We'll load gpt-oss-20b and set some parameters:

  • max_seq_length = 768 The maximum context length of the model. Increasing it will use more memory, and 768 was the maximum we found to fit on a free 15GB Tesla T4 machine
  • lora_rank = 4 The larger this number, the smarter the RL process, but the slower and more memory usage
  • load_in_4bit = True Uses quantization to reduce memory usage by 75% without reducing accuracy that much. load_in_16bit will be faster but will need a 80GB GPU (H100, B200)
  • offload_embedding = True Unsloth optimization which moves the embedding to CPU RAM, reducing VRAM by 1GB
python
from unsloth import FastLanguageModel
import torch
max_seq_length = 768 # Can increase for longer RL output
lora_rank = 4        # Larger rank = smarter, but slower
model, tokenizer = FastLanguageModel.from_pretrained(
    model_name = "unsloth/gpt-oss-20b", # unsloth/gpt-oss-20b-BF16 for H100s
    max_seq_length = max_seq_length,
    load_in_4bit = True,      # False for LoRA 16bit.

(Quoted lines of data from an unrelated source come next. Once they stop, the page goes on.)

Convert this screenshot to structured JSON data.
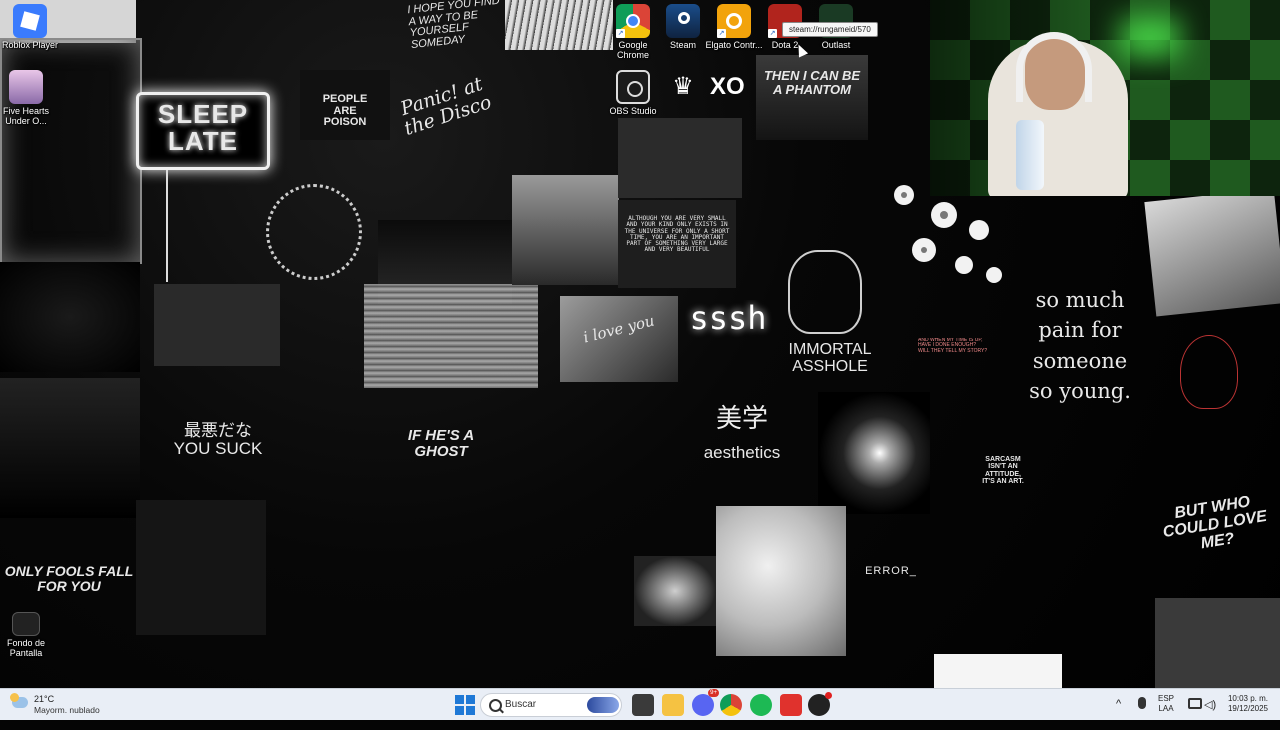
{
  "wallpaper": {
    "sleep_late": "SLEEP\nLATE",
    "people_poison": "PEOPLE\nARE\nPOISON",
    "panic_disco": "Panic! at the Disco",
    "hope_text": "I HOPE YOU FIND A WAY TO BE YOURSELF SOMEDAY",
    "phantom": "THEN I CAN BE\nA PHANTOM",
    "note_text": "ALTHOUGH YOU ARE VERY SMALL AND YOUR KIND ONLY EXISTS IN THE UNIVERSE FOR ONLY A SHORT TIME, YOU ARE AN IMPORTANT PART OF SOMETHING VERY LARGE AND VERY BEAUTIFUL",
    "i_love_you": "i love you",
    "sssh": "sssh",
    "immortal": "IMMORTAL\nASSHOLE",
    "pain": "so much\npain for\nsomeone\nso young.",
    "small_red": "AND WHEN MY TIME IS UP, HAVE I DONE ENOUGH? WILL THEY TELL MY STORY?",
    "bijin_kanji": "美学",
    "aesthetics": "aesthetics",
    "saiaku": "最悪だな\nYOU SUCK",
    "ghost": "IF HE'S A\nGHOST",
    "sarcasm": "SARCASM\nISN'T AN\nATTITUDE,\nIT'S AN ART.",
    "but_who": "BUT WHO\nCOULD LOVE\nME?",
    "only_fools": "ONLY FOOLS FALL\nFOR YOU",
    "error": "ERROR_"
  },
  "desktop_icons": {
    "roblox": "Roblox Player",
    "fivehearts": "Five Hearts Under O...",
    "wallpaper": "Fondo de Pantalla",
    "chrome": "Google Chrome",
    "steam": "Steam",
    "elgato": "Elgato Contr...",
    "dota": "Dota 2",
    "outlast": "Outlast",
    "obs": "OBS Studio",
    "crown_glyph": "♛",
    "xo_glyph": "XO"
  },
  "tooltip": "steam://rungameid/570",
  "taskbar": {
    "weather_temp": "21°C",
    "weather_cond": "Mayorm. nublado",
    "search_placeholder": "Buscar",
    "discord_badge": "9+",
    "chevron": "^",
    "lang_line1": "ESP",
    "lang_line2": "LAA",
    "volume_glyph": "◁)",
    "time": "10:03 p. m.",
    "date": "19/12/2025"
  },
  "colors": {
    "taskbar_bg": "#e9eef6",
    "accent": "#1e78d6",
    "webcam_green": "#4ae04a"
  }
}
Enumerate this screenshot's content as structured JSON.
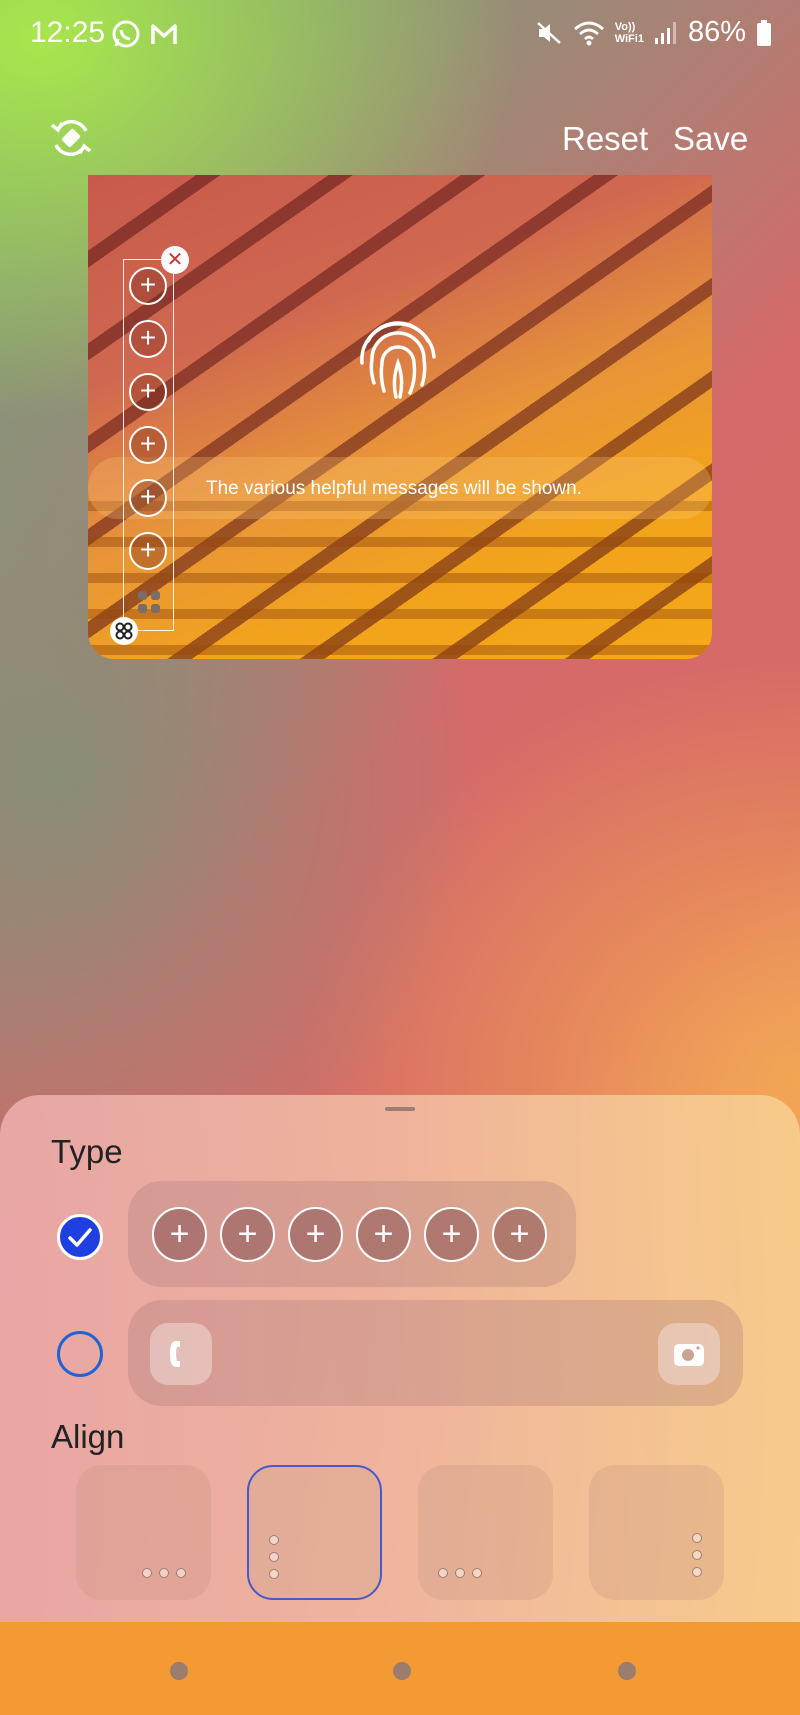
{
  "status_bar": {
    "time": "12:25",
    "battery": "86%",
    "network_label_top": "Vo))",
    "network_label_bottom": "WiFi1"
  },
  "toolbar": {
    "reset_label": "Reset",
    "save_label": "Save"
  },
  "preview": {
    "message": "The various helpful messages will be shown."
  },
  "sheet": {
    "type_label": "Type",
    "align_label": "Align"
  },
  "colors": {
    "accent_blue": "#1f3fe0",
    "nav_bar": "#f49a35"
  }
}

Choose False on H100s
    offload_embedding = True, # Reduces VRAM by 1GB
)

To do efficient RL, we will use LoRA, which allows us to only add 1 to 5% of extra weights to the model for fine-tuning purposes. This allows us to save memory usage by 60% while retaining most accuracy. Read Unsloth's gpt-oss RL Guide for more details.

python
model = FastLanguageModel.get_peft_model(
    model,
    r = lora_rank, # Choose any number > 0 ! Suggested 8, 16, 32, 64, 128
    target_modules = [
        "q_proj", "k_proj", "v_proj", "o_proj",
        "gate_proj", "up_proj", "down_proj",
    ],
    lora_alpha = lora_rank*2, # *2 speeds up training
    use_gradient_checkpointing = "unsloth", # Reduces memory usage
    random_state = 3407,
)

2048 game

We used GPT-5 to create a variant of the 2048 game. It should output the current game board state, and allow us to advance the game board state with 1 action (up, down, left, right).

python
#@title (Collapsible) 2048 Game Implementation
from dataclasses import dataclass, field
from typing import List, Tuple, Optional
import random
import copy

def _compress_and_merge_row_left(row: List[int]) -> Tuple[List[int], int, bool]:
    n = len(row)
    tiles = [x for x in row if x != 0]
    gained = 0
    i = 0
    merged = []
    while i < len(tiles):
        if i + 1 < len(tiles) and tiles[i] == tiles[i + 1]:
            v = tiles[i] * 2
            gained += v
            merged.append(v)
            i += 2
        else:
            merged.append(tiles[i])
            i += 1
    merged += [0] * (n - len(merged))
    changed = merged != row
    return merged, gained, changed

def _move_left(board: List[List[int]]) -> Tuple[List[List[int]], int, bool]:
    changed_any = False
    total_gain = 0
    new_board = []
    for row in board:
        new_row, gained, changed = _compress_and_merge_row_left(row)
        new_board.append(new_row)
        total_gain += gained
        changed_any = changed_any or changed
    return new_board, total_gain, changed_any

def _move_right(board: List[List[int]]) -> Tuple[List[List[int]], int, bool]:
    changed_any = False
    total_gain = 0
    new_board = []
    for row in board:
        rev = list(reversed(row))
        new_rev, gained, changed = _compress_and_merge_row_left(rev)
        new_row = list(reversed(new_rev))
        new_board.append(new_row)
        total_gain += gained
        changed_any = changed_any or changed
    return new_board, total_gain, changed_any

def _transpose(board: List[List[int]]) -> List[List[int]]:
    return [list(row) for row in zip(*board)]

def _move_up(board: List[List[int]]) -> Tuple[List[List[int]], int, bool]:
    t = _transpose(board)
    moved, gain, changed = _move_left(t)
    return _transpose(moved), gain, changed

def _move_down(board: List[List[int]]) -> Tuple[List[List[int]], int, bool]:
    t = _transpose(board)
    moved, gain, changed = _move_right(t)
    return _transpose(moved), gain, changed

def _empty_cells(board: List[List[int]]) -> List[Tuple[int, int]]:
    size = len(board)
    return [(r, c) for r in range(size) for c in range(size) if board[r][c] == 0]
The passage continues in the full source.